They pushed on. The uninterrupted beehive pattern on the salt made the plain even more oppressive. Despite its terrors, a uniform expanse could be calming. Håkan knew this well—he had often forgotten himself and become nothing with the void around him, and those oblivious moments were the only mercy the desert had shown him. But there was something asphyxiating about those regular cells. It was impossible not to count them, not to look for patterns within patterns, not to compare the thickness of the lines, not to look for the largest or the smallest cell in sight, not to search for the most regular shape, not to guess how long it would take to reach a certain cell, not to calculate how many cells there were to the horizon. All those lines and the numbing games they forced the mind to play were perverse reminders of the vastness they were challenging. How calming Håkan found the endless night sky after those long, gridded days! The firmament was certainly greater than the desert, but at least it did not tease him with lines and cells that brought the unfulfilled promise of an ending. Night also offered a respite from the inflexible whiteness, which was the color of their thirst—and thirst was everything. After a violent incident, their water supply had to be guarded with guns at all times. As they traveled on, even if the heat was as intense as ever, Håkan found that nobody sweated any longer. His urine was orange and its discharge painful. Two men suffered from hallucinations. Håkan now understood the human body well enough to know that they would die in a matter of days.
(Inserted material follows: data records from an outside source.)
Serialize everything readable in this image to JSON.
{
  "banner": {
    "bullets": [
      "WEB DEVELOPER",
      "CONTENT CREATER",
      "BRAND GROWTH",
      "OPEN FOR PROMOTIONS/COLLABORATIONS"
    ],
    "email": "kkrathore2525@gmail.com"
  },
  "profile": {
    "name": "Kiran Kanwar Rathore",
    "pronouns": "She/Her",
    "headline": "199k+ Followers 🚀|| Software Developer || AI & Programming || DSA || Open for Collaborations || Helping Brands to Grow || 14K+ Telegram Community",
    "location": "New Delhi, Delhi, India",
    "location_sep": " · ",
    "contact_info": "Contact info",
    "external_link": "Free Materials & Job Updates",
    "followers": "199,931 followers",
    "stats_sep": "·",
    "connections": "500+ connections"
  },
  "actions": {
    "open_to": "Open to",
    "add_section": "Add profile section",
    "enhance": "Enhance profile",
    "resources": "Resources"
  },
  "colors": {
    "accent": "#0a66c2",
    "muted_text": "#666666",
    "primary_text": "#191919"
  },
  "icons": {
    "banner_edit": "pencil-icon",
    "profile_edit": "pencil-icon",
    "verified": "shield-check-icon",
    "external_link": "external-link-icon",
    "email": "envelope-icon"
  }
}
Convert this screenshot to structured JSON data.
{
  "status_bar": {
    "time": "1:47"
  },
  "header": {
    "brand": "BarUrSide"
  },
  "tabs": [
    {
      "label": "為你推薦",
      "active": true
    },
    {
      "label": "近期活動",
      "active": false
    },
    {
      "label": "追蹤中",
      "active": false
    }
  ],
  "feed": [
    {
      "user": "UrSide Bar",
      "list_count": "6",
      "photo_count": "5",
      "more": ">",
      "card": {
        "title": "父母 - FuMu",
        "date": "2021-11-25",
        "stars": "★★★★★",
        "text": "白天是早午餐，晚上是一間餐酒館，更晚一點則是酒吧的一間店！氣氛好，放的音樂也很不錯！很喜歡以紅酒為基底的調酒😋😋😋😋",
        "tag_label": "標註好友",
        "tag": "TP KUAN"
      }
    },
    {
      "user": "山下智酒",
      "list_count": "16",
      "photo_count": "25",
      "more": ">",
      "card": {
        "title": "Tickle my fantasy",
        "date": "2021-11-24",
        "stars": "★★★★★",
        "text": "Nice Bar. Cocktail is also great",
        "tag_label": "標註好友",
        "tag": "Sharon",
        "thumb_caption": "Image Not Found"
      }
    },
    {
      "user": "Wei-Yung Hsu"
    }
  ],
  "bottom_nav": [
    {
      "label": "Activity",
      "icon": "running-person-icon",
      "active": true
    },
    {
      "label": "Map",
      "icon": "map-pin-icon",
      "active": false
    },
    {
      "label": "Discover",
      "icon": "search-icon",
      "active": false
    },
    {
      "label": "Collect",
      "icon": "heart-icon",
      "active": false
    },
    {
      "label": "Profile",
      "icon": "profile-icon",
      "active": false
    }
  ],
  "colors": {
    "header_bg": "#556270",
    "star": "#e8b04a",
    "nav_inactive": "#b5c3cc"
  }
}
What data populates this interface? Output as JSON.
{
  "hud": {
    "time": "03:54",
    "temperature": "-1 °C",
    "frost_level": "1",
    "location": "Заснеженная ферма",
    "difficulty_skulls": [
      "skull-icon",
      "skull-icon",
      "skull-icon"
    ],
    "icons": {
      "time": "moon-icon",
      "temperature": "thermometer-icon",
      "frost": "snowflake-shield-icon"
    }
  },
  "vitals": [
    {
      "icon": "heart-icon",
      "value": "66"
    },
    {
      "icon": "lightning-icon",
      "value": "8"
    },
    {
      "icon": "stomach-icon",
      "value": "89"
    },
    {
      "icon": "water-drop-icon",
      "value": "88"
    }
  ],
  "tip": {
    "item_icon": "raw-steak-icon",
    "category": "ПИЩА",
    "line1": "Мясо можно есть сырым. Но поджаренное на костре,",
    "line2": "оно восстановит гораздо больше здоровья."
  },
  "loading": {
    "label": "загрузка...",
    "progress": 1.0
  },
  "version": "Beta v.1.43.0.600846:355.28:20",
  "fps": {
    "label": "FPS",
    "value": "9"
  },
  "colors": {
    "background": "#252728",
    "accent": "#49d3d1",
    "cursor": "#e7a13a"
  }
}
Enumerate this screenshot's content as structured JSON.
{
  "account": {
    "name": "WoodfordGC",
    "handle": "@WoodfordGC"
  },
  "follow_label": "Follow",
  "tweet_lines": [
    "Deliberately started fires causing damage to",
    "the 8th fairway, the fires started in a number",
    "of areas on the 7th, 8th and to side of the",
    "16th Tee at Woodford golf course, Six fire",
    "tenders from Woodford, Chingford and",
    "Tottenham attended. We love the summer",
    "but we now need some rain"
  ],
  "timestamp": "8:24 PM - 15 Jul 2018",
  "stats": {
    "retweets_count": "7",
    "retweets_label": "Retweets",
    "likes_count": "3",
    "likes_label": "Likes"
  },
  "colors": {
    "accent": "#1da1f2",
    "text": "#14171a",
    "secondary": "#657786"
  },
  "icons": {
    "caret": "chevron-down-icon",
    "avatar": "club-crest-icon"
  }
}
The dot on the horizon was not a hallucination because they could all see it. One of the tracker’s men gave hoarse cries. Another one laughed. The dot became a wagon. No animals. The wagon became a wreck. Surrounding the whitened remains of the wagon, the bleached bones of oxen. In the bed of the wagon, the skeletons of three children and their parents. One of the men started to cry. He bawled and twisted his face into a grimace of grief, but no tears came out. He grabbed an ox’s tibia and tried to club Lorimer with it. Håkan was the only one to step in and stop him. The rest of the men had a murderous look about them but were too exhausted to attempt a coordinated mutiny. Once he had recovered from the shock of the failed attack, Lorimer started dismantling the old cart. In a barely audible murmur, he told his men to help him get as many planks as they could. Nobody moved.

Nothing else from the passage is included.